The evidence on the question of negligence, both on the part of the plaintiff and of the defendant, was properly left to the jury, and the jury have found against the defendant.
As to the alleged negligence on the part of the plaintiff, •which, it is contended, contributed to the accident, the evidence is of a contradictory character. The plaintiff had *647reached the end of her route in the Eighth avenue car, and must either leave it, or be carried back. She says she looked for vehicles on the road, and saw none as near as 124th street. Whether, under such circumstances, she could have done otherwise than she did do, was a question which could not, properly, have been decided by the court. .
As to the defendant’s negligence, there can be no doubt that driving in a public street at the rate of a mile in three minutes and ten seconds, when the law limits driving to eleven minutes to a mile, is amply sufficient to charge the defendant with the consequences that follow from such driving.
The instructions to the jury, on these points, were sufficient, in the absence of any request to charge more particularly.

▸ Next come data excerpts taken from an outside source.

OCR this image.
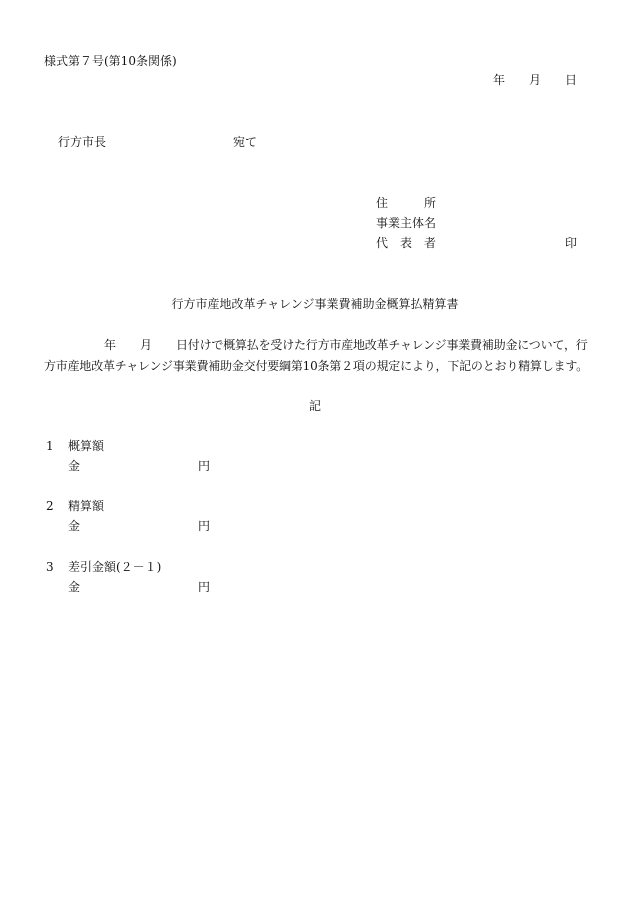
様式第７号(第10条関係)
年 月 日
行方市長	宛て
住	所
事業主体名
代 表 者	印
行方市産地改革チャレンジ事業費補助金概算払精算書
年 月 日付けで概算払を受けた行方市産地改革チャレンジ事業費補助金について，行
方市産地改革チャレンジ事業費補助金交付要綱第10条第２項の規定により，下記のとおり精算します。
記
1 概算額
金	円
2 精算額
金	円
3 差引金額(２－１)
金	円
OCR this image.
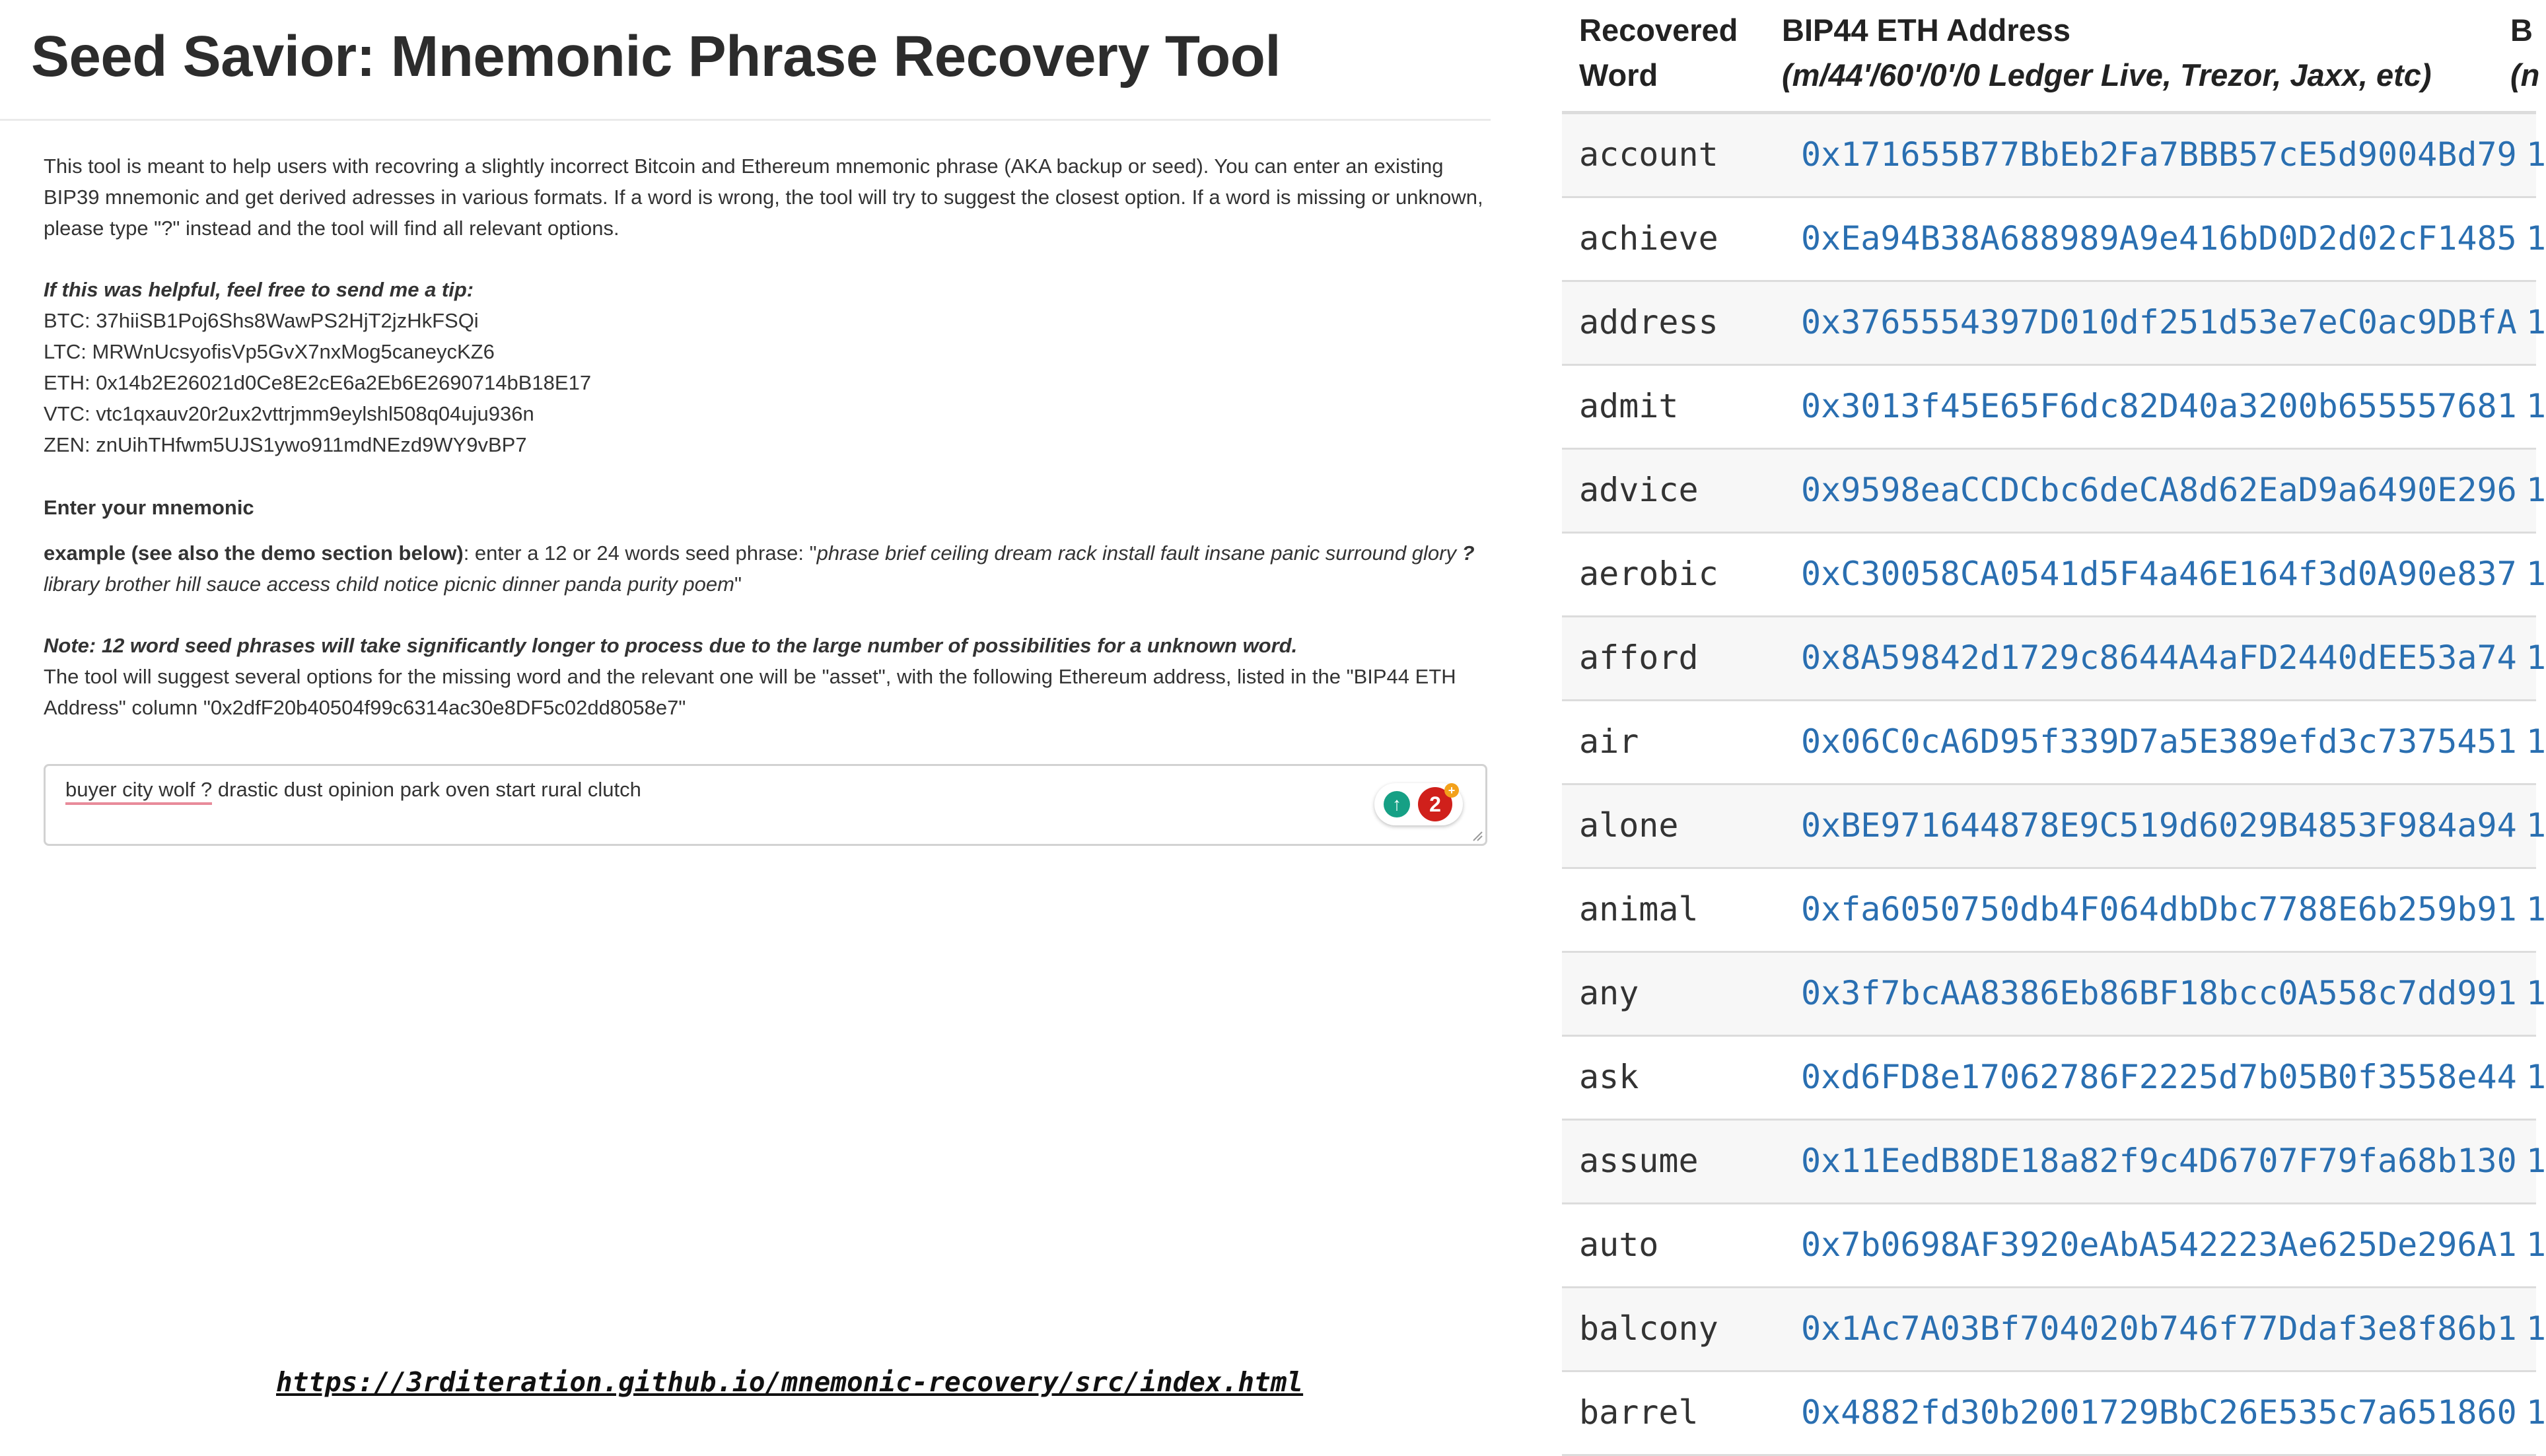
Seed Savior: Mnemonic Phrase Recovery Tool

This tool is meant to help users with recovring a slightly incorrect Bitcoin and Ethereum mnemonic phrase (AKA backup or seed). You can enter an existing BIP39 mnemonic and get derived adresses in various formats. If a word is wrong, the tool will try to suggest the closest option. If a word is missing or unknown, please type "?" instead and the tool will find all relevant options.

If this was helpful, feel free to send me a tip:

BTC: 37hiiSB1Poj6Shs8WawPS2HjT2jzHkFSQi

LTC: MRWnUcsyofisVp5GvX7nxMog5caneycKZ6

ETH: 0x14b2E26021d0Ce8E2cE6a2Eb6E2690714bB18E17

VTC: vtc1qxauv20r2ux2vttrjmm9eylshl508q04uju936n

ZEN: znUihTHfwm5UJS1ywo911mdNEzd9WY9vBP7

Enter your mnemonic

example (see also the demo section below): enter a 12 or 24 words seed phrase: "phrase brief ceiling dream rack install fault insane panic surround glory ? library brother hill sauce access child notice picnic dinner panda purity poem"

Note: 12 word seed phrases will take significantly longer to process due to the large number of possibilities for a unknown word.

The tool will suggest several options for the missing word and the relevant one will be "asset", with the following Ethereum address, listed in the "BIP44 ETH Address" column "0x2dfF20b40504f99c6314ac30e8DF5c02dd8058e7"

buyer city wolf ? drastic dust opinion park oven start rural clutch
↑	2
+
https://3rditeration.github.io/mnemonic-recovery/src/index.html
Recovered
Word
BIP44 ETH Address
(m/44'/60'/0'/0 Ledger Live, Trezor, Jaxx, etc)
B
(n
account	0x171655B77BbEb2Fa7BBB57cE5d9004Bd79 1
achieve	0xEa94B38A688989A9e416bD0D2d02cF1485 1
address	0x3765554397D010df251d53e7eC0ac9DBfA 1
admit	0x3013f45E65F6dc82D40a3200b655557681 1
advice	0x9598eaCCDCbc6deCA8d62EaD9a6490E296 1
aerobic	0xC30058CA0541d5F4a46E164f3d0A90e837 1
afford	0x8A59842d1729c8644A4aFD2440dEE53a74 1
air	0x06C0cA6D95f339D7a5E389efd3c7375451 1
alone	0xBE971644878E9C519d6029B4853F984a94 1
animal	0xfa6050750db4F064dbDbc7788E6b259b91 1
any	0x3f7bcAA8386Eb86BF18bcc0A558c7dd991 1
ask	0xd6FD8e17062786F2225d7b05B0f3558e44 1
assume	0x11EedB8DE18a82f9c4D6707F79fa68b130 1
auto	0x7b0698AF3920eAbA542223Ae625De296A1 1
balcony	0x1Ac7A03Bf704020b746f77Ddaf3e8f86b1 1
barrel	0x4882fd30b2001729BbC26E535c7a651860 1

In fact, all the requests made in reference to these questions, except those which I will notice hereafter, were charged in the defendant’s favor, and in a manner of which he cannot complain.
Hypothetical questions were suggested, and a request made to charge upon them as to the balance of the evidence, which I think the judge was not required to submit to the jury. The jury had been charged that the accident must have been occasioned solely by the wrongful act of the defendant, and without any act of negligence on the part of the plaintiff. This covered all that was proper to be submitted to the jury on that point. The questions whether the defendant could -have avoided hitting the plaintiff, and whether, if the plaintiff had gone on, instead of returning .to the car, she would have been injured, were mere matters of opinion, and were properly excluded.
It is hardly to be supposed that an elderly woman, leaving a car under such circumstances, can exercise that coolness and judgment which a man used to driving horses - *648can do; and even if she could have escaped by the other course, it would not have altered the result.
[First Department, General Term, at New York, November 7, 1871.We see no error on the trial, and think the judgment should be affirmed.